Bidang irisan depan menampilkan daerah hisap intens –527 Pa tepat di puncak trailing VG. Depresi ini bekerja bak pompa pasif: udara dingin ditarik turun memasuki kanal sirip. Tekanan merangkak naik secara mulus hingga +228 Pa di hilir. Kenaikan yang bertahap ini memverifikasi tidak ada separation besar; sebaliknya, reattachment terjadi mulus jauh di belakang trailing-edge, artinya permukaan sirip tetap “basah” aliran.

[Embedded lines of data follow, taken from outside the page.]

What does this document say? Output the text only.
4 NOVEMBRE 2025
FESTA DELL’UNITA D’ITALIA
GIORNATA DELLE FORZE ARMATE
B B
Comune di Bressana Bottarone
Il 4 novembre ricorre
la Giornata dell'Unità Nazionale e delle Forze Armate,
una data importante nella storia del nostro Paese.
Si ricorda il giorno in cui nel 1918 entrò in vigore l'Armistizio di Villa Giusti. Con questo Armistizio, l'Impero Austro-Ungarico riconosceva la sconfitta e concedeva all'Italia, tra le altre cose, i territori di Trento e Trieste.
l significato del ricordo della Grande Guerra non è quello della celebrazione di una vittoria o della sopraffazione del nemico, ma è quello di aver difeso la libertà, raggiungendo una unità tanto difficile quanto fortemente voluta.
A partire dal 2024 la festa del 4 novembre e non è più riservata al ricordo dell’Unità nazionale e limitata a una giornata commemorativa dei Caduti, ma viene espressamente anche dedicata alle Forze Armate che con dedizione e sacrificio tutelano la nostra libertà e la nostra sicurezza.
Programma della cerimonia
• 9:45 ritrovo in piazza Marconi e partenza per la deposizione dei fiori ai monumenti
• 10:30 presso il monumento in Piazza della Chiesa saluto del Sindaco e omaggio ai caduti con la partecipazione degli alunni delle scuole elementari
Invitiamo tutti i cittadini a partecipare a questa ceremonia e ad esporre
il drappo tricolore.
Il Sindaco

  • Stabilitas Lapisan Batas dari Perspektif Miring

Gambar oblique memaparkan langit-langit lapisan batas menyatu hingga 90 % panjang sirip. Tanpa VG, perhitungan awal memperlihatkan lapisan terlepas pada 70 %. Penundaan sebesar 20 persen panjang ini cukup menambah area aktif perpindahan panas hampir sepertiga. Gradasi warna jingga-hijau lembut di sepanjang sirip menandakan distribusi tekanan yang lebih merata, menurunkan tegangan termal diferensial pada material.

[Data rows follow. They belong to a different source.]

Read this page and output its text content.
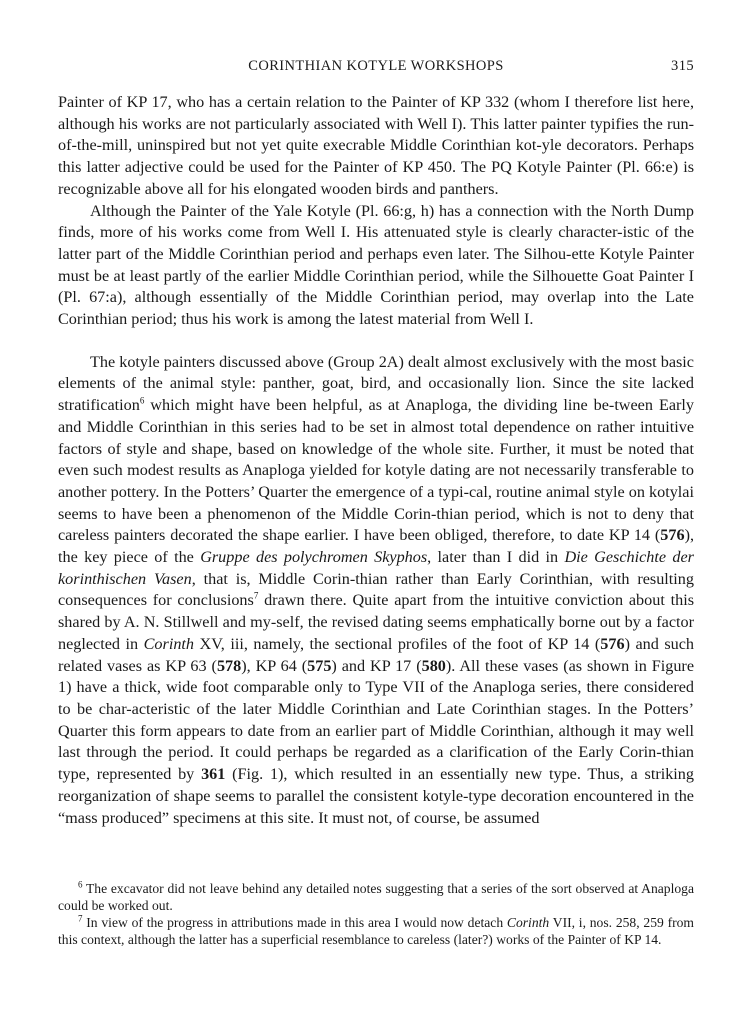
CORINTHIAN KOTYLE WORKSHOPS	315

Painter of KP 17, who has a certain relation to the Painter of KP 332 (whom I therefore list here, although his works are not particularly associated with Well I). This latter painter typifies the run-of-the-mill, uninspired but not yet quite execrable Middle Corinthian kot-yle decorators. Perhaps this latter adjective could be used for the Painter of KP 450. The PQ Kotyle Painter (Pl. 66:e) is recognizable above all for his elongated wooden birds and panthers.

Although the Painter of the Yale Kotyle (Pl. 66:g, h) has a connection with the North Dump finds, more of his works come from Well I. His attenuated style is clearly character-istic of the latter part of the Middle Corinthian period and perhaps even later. The Silhou-ette Kotyle Painter must be at least partly of the earlier Middle Corinthian period, while the Silhouette Goat Painter I (Pl. 67:a), although essentially of the Middle Corinthian period, may overlap into the Late Corinthian period; thus his work is among the latest material from Well I.

The kotyle painters discussed above (Group 2A) dealt almost exclusively with the most basic elements of the animal style: panther, goat, bird, and occasionally lion. Since the site lacked stratification$^6$ which might have been helpful, as at Anaploga, the dividing line be-tween Early and Middle Corinthian in this series had to be set in almost total dependence on rather intuitive factors of style and shape, based on knowledge of the whole site. Further, it must be noted that even such modest results as Anaploga yielded for kotyle dating are not necessarily transferable to another pottery. In the Potters’ Quarter the emergence of a typi-cal, routine animal style on kotylai seems to have been a phenomenon of the Middle Corin-thian period, which is not to deny that careless painters decorated the shape earlier. I have been obliged, therefore, to date KP 14 (576), the key piece of the Gruppe des polychromen Skyphos, later than I did in Die Geschichte der korinthischen Vasen, that is, Middle Corin-thian rather than Early Corinthian, with resulting consequences for conclusions$^7$ drawn there. Quite apart from the intuitive conviction about this shared by A. N. Stillwell and my-self, the revised dating seems emphatically borne out by a factor neglected in Corinth XV, iii, namely, the sectional profiles of the foot of KP 14 (576) and such related vases as KP 63 (578), KP 64 (575) and KP 17 (580). All these vases (as shown in Figure 1) have a thick, wide foot comparable only to Type VII of the Anaploga series, there considered to be char-acteristic of the later Middle Corinthian and Late Corinthian stages. In the Potters’ Quarter this form appears to date from an earlier part of Middle Corinthian, although it may well last through the period. It could perhaps be regarded as a clarification of the Early Corin-thian type, represented by 361 (Fig. 1), which resulted in an essentially new type. Thus, a striking reorganization of shape seems to parallel the consistent kotyle-type decoration encountered in the “mass produced” specimens at this site. It must not, of course, be assumed

$^6$ The excavator did not leave behind any detailed notes suggesting that a series of the sort observed at Anaploga could be worked out.

$^7$ In view of the progress in attributions made in this area I would now detach Corinth VII, i, nos. 258, 259 from this context, although the latter has a superficial resemblance to careless (later?) works of the Painter of KP 14.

  • Kuantifikasi Energi Turbulen dan Dampak Termal

Persamaan k-ε menunjukkan puncak energi turbulen 2,6 × 10⁻⁹ m² s⁻² tepat di ekor VG. Energi tersebut kemudian berangsur-angsur diredam namun tetap dua kali lipat lebih tinggi dibanding kasus sirip polos hingga setengah panjang sirip. Peningkatan turbulensi terarah ini memperkuat pencampuran udara hangat-dingin, membuktikan bahwa penurunan suhu 6,3 °C bukan sekadar hasil numerik kebetulan, melainkan konsekuensi fisis yang logis.

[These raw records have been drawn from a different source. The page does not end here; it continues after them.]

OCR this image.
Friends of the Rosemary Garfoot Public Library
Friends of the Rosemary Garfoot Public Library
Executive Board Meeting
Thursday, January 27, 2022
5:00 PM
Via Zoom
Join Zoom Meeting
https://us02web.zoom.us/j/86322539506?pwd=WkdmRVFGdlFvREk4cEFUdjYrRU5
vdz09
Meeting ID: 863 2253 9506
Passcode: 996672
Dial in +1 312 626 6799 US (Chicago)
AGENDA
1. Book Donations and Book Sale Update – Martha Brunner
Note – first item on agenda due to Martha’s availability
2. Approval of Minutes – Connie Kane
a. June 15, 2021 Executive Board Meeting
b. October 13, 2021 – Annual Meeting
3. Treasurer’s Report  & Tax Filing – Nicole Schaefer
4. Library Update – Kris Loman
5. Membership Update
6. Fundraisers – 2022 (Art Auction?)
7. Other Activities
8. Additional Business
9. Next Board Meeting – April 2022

  • Koefisien Perpindahan Panas dan Efisiensi Energi

Rata-rata h naik dari 18 menjadi 26 W m⁻² K⁻¹. Peningkatan 44 persen ini jika diterjemahkan ke beban panas semikonduktor (70 W) menurunkan suhu sambung hingga 6 °C, memperpanjang MTTF (Mean Time To Failure) modul MOSFET sebesar 18–22 persen menurut kurva Arrhenius. Penambahan drag sebesar 5,03 × 10⁻² N diuji terhadap daya kipas 10 W; hasilnya, VG masih unggul karena efek pendinginan pasif mengeliminasi kebutuhan kipas sama sekali dan bisa menghemat listrik setidaknya 10 W per unit setiap jam operasi.

Referensi

  1. Patankar, S. V. (1980). Numerical Heat Transfer and Fluid Flow. Hemisphere Publishing Corporation.
  2. Siemens Digital Industries Software. (2024). Simcenter STAR-CCM+ User Guide. Siemens PLM.
  3. Chen, X., & Liu, Y. (2023). Enhancing Heat Transfer Using Passive Techniques in Thermal Systems. Journal of Thermal Science and Engineering Applications, 15(1), 112–128. https://doi.org/10.1115/1.4047456
  4. Ali, M., & Hussein, A. (2020). Vortex Generator Effectiveness in Passive Cooling for Electronic Devices. Applied Thermal Engineering, 169, 114985. https://doi.org/10.1016/j.applthermaleng.2020.114985
  5. Kays, W. M., Crawford, M. E., & Weigand, B. (2005). Convective Heat and Mass Transfer (4th ed.). McGraw-Hill Education.

Sekian penjelasan dari saya. Semoga dengan dibuatnya blog ini, dapat menambah wawasan saya sebagai penulis dan wawasan pembaca. Mohon maaf bila ada kesalahan dalam penulisan, Terima kasih. Wassalamualaikum Wr Wb.